We are working on a number of fronts to fight for the interests of people with mental health problems in the welfare reform process.
The Work Capability Assessment (WCA) is the gateway to Employment and Support Allowance (ESA), which is replacing existing incapacity benefits (IB). New applicants for ESA have been going through the WCA since October 2008, and reporting significant problems with the process. Current IB claimants have also begun to be transferred to ESA.
Mind has worked with other mental health charities to strongly influence Professor Harrington's initial Independent Review of the assessment in 2010 and his second report in 2011. We feel that Professor Harrington has correctly identified many of the key problems with the assessment and we believe his recommendations will improve the system. However, we believe more fundamental reform of the system is needed and we have told the Independent Review this in our 2012 submission.
We are also continuing to push for the implementation of the proposals we produced with Mencap and the National Autistic Society to improve the criteria for assessing mental health, learning disabilities and autism. The Government has agreed to test these proposals and the current system. We hope to have the outcome of this important piece of work in Spring 2013.
Disability Living Allowance reform
The Government is planning to replace DLA with a new benefit called Personal Independence Payment (PIP). The new benefit will have a new assessment of eligibility which the Government expects to lead to a 20 per cent cut in the cost of the benefit.
We oppose this cut: DLA provides vital support by recognising the extra costs of living with a disability and is claimed by far fewer people than are currently eligible. We are very concerned that people with mental health problems, particularly those on lower levels of DLA payment, may lose out as a result of these reforms.
We are campaigning against these changes but also engaging with the reform process to ensure that the interests of people with mental health problems are properly represented. You can read our response to the DLA consultation. The Government has also released a set of draft assessment criteria for the new benefit. You can read our response to the most recent consultation on this assessment.
We will continue to fight for a fairer assessment system and to ensure that whoever delivers the assessment learns from the mistakes of Atos and the WCA.
The Work Programme will be introduced in the summer of 2011 and will replace all existing back-to-work schemes with one central programme. We have a number of concerns about the current plans and we have submitted our concerns to the Government.
Although there is no formal consultation process for the introduction of the Work Programme, we will continue to closely monitor the process and pressure the Government to ensure that there is suitable support for people with mental health problems to return to work.
We are particularly concerned about some of the conditions and sanctions that people could be subject to as part of the Work Programme and we will be challenging these changes in the Welfare Reform Bill.
We strongly oppose the tone of much of the media and political rhetoric on people claiming benefits. Not only is it misleading to focus so heavily on fraudulent claims when these make up a minority of cases, but it is also damaging to the majority group of honest claimants.

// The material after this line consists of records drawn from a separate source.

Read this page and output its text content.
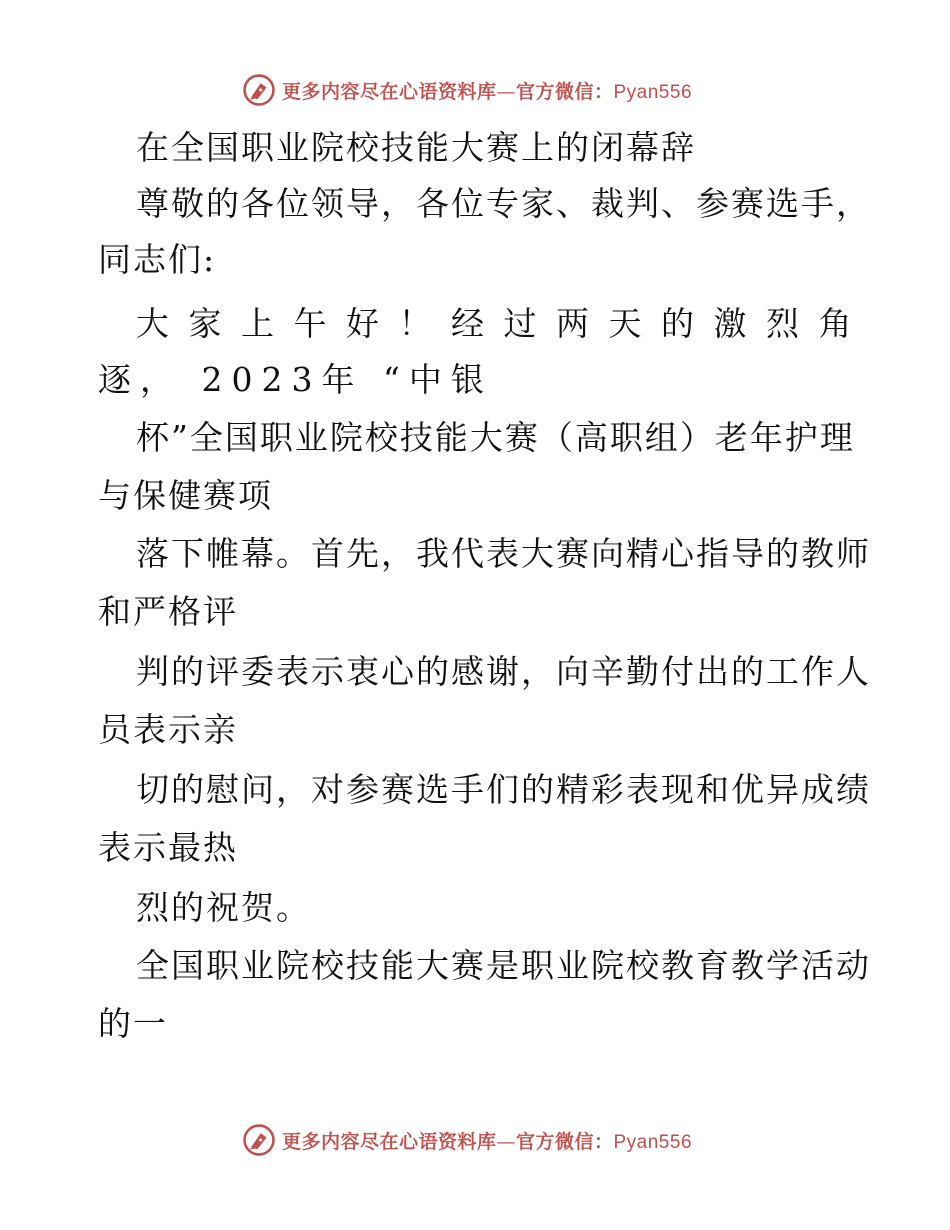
更多内容尽在心语资料库—官方微信：Pyan556
在全国职业院校技能大赛上的闭幕辞
尊敬的各位领导，各位专家、裁判、参赛选手，
同志们:
大家上午好！经过两天的激烈角
逐， 2023年 “中银
杯”全国职业院校技能大赛（高职组）老年护理
与保健赛项
落下帷幕。首先，我代表大赛向精心指导的教师
和严格评
判的评委表示衷心的感谢，向辛勤付出的工作人
员表示亲
切的慰问，对参赛选手们的精彩表现和优异成绩
表示最热
烈的祝贺。
全国职业院校技能大赛是职业院校教育教学活动
的一
更多内容尽在心语资料库—官方微信：Pyan556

People claiming benefits because they need support due to a mental health condition feel demonised by terms such as 'scrounger', and the negative way in which they are portrayed can significantly set back their recovery.
We have achieved significant media coverage around particular welfare reform milestones, such as the IB migration pilots, and have challenged negative press, most recently through the production and distribution of our own tabloid paper - The Daily Stigma.
We will continue to push for more balanced coverage of this issue.